Trump decertifies Iran nuclear deal
European officials warned the White House in recent days that Iran might walk from its nuclear deal with world powers unless President Donald Trump extends sanctions waivers on nuclear cooperation, sources familiar with the talks told McClatchy this week.
Those sanctions, if allowed to go into effect, would target a central tenet of the 2015 agreement that allows Tehran to continue certain nuclear-related activities at publicly declared sites, in limited quantities and under international supervision.
A senior administration official described “tense” meetings at the White House with European Union, French and British diplomats, who expressed alarm over the potential for renewed U.S. nuclear sanctions after waivers expire on May 4.
The sanctions would target entities working with Iran on nuclear-related projects and thus expose every nation still party to the deal – Russia, China, Britain, France, Germany and the E.U. – to a new round of U.S. penalties, complicating their ability to uphold basic commitments under the agreement.
“Our position was more to alert the administration on the risks of such a decision,” a European diplomat told McClatchy.
Trump last year withdrew the United States from the Iran nuclear agreement, but Iran and the five other signatories continue to abide by it.
U.S. sanctions on Iran over its nuclear work were lifted under the terms of the international accord. While most of those sanctions – on major Iranian exports, their access to the U.S. dollar, foreign banking and financial services and on foreign companies engaging in business with Tehran – have snapped back into place since Trump’s withdrawal, his administration has issued a series of short-term waivers on particularly sensitive matters, including Iranian oil exports to close partners and on nuclear cooperation.

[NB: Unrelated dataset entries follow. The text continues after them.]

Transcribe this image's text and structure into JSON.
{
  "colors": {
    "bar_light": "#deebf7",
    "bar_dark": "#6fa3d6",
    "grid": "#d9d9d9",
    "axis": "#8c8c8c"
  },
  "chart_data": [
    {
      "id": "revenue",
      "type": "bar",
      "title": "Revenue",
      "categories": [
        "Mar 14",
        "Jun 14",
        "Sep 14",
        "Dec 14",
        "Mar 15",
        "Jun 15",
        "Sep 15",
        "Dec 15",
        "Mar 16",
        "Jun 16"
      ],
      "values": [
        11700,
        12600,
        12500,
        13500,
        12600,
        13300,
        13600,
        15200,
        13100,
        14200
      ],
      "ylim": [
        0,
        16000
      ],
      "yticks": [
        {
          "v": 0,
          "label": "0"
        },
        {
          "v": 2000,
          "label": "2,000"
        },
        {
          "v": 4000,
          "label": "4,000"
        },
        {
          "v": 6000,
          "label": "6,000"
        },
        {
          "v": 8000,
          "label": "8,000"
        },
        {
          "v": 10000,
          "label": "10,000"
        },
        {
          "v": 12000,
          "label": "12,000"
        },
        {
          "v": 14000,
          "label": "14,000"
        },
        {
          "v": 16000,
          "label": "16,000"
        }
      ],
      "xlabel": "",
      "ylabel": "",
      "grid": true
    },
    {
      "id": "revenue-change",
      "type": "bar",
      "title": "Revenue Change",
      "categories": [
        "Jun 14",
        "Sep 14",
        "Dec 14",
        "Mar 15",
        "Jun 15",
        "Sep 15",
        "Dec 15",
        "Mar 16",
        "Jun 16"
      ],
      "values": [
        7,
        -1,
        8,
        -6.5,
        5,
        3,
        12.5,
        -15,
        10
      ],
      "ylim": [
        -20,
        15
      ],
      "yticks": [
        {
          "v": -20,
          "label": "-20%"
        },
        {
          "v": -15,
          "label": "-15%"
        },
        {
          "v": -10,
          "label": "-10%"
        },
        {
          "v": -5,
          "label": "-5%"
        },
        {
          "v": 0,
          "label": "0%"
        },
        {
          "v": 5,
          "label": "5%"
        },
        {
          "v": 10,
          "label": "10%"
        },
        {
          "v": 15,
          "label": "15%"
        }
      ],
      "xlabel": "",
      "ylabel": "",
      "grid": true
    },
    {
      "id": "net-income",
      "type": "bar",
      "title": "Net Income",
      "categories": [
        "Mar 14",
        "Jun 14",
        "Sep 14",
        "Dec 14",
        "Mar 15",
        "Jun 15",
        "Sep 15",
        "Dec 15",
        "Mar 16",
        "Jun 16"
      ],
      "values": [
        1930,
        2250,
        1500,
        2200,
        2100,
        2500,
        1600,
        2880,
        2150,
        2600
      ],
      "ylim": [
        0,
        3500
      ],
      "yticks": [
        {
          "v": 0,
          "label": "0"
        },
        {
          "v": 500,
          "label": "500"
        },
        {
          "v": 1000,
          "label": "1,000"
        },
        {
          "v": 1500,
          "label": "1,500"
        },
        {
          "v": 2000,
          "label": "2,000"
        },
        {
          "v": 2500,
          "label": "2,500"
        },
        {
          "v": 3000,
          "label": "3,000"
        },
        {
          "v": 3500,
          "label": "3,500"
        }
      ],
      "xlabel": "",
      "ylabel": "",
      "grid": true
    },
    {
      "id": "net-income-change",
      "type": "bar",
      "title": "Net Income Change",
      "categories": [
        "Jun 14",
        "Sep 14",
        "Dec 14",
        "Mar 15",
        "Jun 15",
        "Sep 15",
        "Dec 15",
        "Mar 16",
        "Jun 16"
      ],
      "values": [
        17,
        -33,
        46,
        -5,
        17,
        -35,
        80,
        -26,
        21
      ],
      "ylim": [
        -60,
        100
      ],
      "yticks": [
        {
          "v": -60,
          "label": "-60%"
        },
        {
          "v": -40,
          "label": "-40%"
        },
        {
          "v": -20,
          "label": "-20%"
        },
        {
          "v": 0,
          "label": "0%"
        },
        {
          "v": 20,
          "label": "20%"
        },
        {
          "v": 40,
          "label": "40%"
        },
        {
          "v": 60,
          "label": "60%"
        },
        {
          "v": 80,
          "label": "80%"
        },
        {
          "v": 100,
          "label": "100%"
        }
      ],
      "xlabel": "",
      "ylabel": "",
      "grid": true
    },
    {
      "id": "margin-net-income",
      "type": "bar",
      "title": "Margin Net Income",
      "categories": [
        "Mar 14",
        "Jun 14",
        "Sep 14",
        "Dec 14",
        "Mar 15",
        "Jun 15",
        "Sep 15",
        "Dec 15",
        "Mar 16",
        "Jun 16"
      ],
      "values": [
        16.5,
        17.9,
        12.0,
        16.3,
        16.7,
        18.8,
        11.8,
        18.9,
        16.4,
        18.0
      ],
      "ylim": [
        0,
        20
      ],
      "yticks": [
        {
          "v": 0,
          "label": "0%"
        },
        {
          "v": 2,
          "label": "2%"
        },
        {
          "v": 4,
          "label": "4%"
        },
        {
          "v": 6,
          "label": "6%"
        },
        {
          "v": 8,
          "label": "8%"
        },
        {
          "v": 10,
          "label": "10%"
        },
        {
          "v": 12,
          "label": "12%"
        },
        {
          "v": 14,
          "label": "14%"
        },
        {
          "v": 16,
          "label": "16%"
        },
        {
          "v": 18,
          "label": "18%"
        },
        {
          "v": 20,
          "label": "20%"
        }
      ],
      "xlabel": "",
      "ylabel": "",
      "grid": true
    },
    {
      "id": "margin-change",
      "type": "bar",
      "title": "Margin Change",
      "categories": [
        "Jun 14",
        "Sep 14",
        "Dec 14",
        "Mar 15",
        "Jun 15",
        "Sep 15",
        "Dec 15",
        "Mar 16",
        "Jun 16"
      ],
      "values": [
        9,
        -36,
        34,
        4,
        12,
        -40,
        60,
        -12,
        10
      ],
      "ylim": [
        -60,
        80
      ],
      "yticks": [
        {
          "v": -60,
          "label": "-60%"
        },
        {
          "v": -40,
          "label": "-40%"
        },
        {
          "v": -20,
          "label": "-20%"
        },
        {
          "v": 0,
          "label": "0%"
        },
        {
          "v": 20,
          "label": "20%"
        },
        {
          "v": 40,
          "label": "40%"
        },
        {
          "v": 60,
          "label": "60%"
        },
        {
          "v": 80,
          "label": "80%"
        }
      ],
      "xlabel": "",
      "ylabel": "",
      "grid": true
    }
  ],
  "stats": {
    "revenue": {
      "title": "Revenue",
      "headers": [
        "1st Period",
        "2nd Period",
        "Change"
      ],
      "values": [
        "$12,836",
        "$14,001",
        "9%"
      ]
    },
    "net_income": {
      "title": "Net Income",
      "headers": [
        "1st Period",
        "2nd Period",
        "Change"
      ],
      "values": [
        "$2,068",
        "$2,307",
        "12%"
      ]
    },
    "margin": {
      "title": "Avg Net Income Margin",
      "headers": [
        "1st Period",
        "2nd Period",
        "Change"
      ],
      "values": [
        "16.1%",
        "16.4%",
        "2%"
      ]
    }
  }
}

A debate among Trump’s top foreign policy advisers over whether to extend oil sanctions waivers to U.S. allies such as India and South Korea, which purchase large amounts of Iranian oil, has been widely reported. But internal disagreement over the nuclear sanctions reflects an even greater divide, according to one U.S. official, over whether to intentionally collapse the agreement under the pressure of sanctions or keep it alive for eventual renegotiation.
State Department leadership, including Special Representative for Iran Brian Hook, supports extending the waivers as a goodwill gesture to the Europeans. But National Security Advisor John Bolton opposes an extension, claiming it would lend legitimacy to continued Iranian nuclear activity and to an agreement dismissed as fatally flawed by the president, two sources familiar with the deliberations said.
Aware of the interagency divide, European officials have recently met with officials across the U.S. government to make their case.
The nuclear deal, formally known as the Joint Comprehensive Plan of Action, permits Iran to continue operations at critical nuclear sites under the watchful eye of the International Atomic Energy Agency. The JCPOA also directs world powers to help Iran reconfigure its nuclear infrastructure, and to provide Tehran with dual-use equipment for its nuclear work through a procurement channel – a mechanism that allows the international community to track the comings and goings of Iranian nuclear parts, according to its architects.
China, for example, committed to helping Iran transform its heavy water reactor at Arak, once capable of producing weapons-grade uranium, into an innocuous device. The U.K. currently chairs the Arak Working Group overseeing that effort. And all five parties in the deal are meant to work with Iran on converting their bunkered nuclear facility at Fordow into a research and medical isotope production center.
Those projects have stalled, Iranian officials say, over fears of a U.S. sanctions snapback.
Participants are “reducing the speed of cooperation despite their commitment,” Ali Akbar Salehi, head of the Atomic Energy Organisation of Iran, told state-run media earlier this year.
Patrick Clawson, director of research at the Washington Institute for Near East Policy, said that a snapback of U.S. nuclear sanctions – first passed by Executive Order in 2003 and compounded by a harsh round of sanctions legislated in the 2012 and 2013 national defense authorization acts – would render U.S. technologies used by the Europeans in their nuclear work with Iran inaccessible, and their financing of joint nuclear projects “extremely difficult.”
“This is an important thing to the Iranians,” Clawson said. “But it’s an important thing to the Americans, too. If you smash the deal apart by prohibiting all nuclear cooperation, such as targeting Russia for repatriating Iran’s spent fuel, how does that serve the U.S. interest? It makes it easier for Iran to build a nuclear weapon.”
In November, when the State Department first confirmed it would waive nuclear-related sanctions, a spokeswoman described the move as a temporary measure “conditional on the cooperation of the various stakeholders.”
“We are not issuing waivers for any new civil nuclear projects,” the State Department spokeswoman said at that time. “We are only permitting the continuation for a temporary period of certain ongoing projects that impede Iran’s ability to reconstitute its weapons program and that lock in the nuclear status quo until we can secure a stronger deal that fully and firmly addresses all of our concerns.”
State Department officials believe this argument still holds. Secretary of State Mike Pompeo technically has the ability to sign additional waivers without clearance from the president, but White House officials concerned with the strategy might elevate the decision to Trump, who has yet to be briefed on the matter.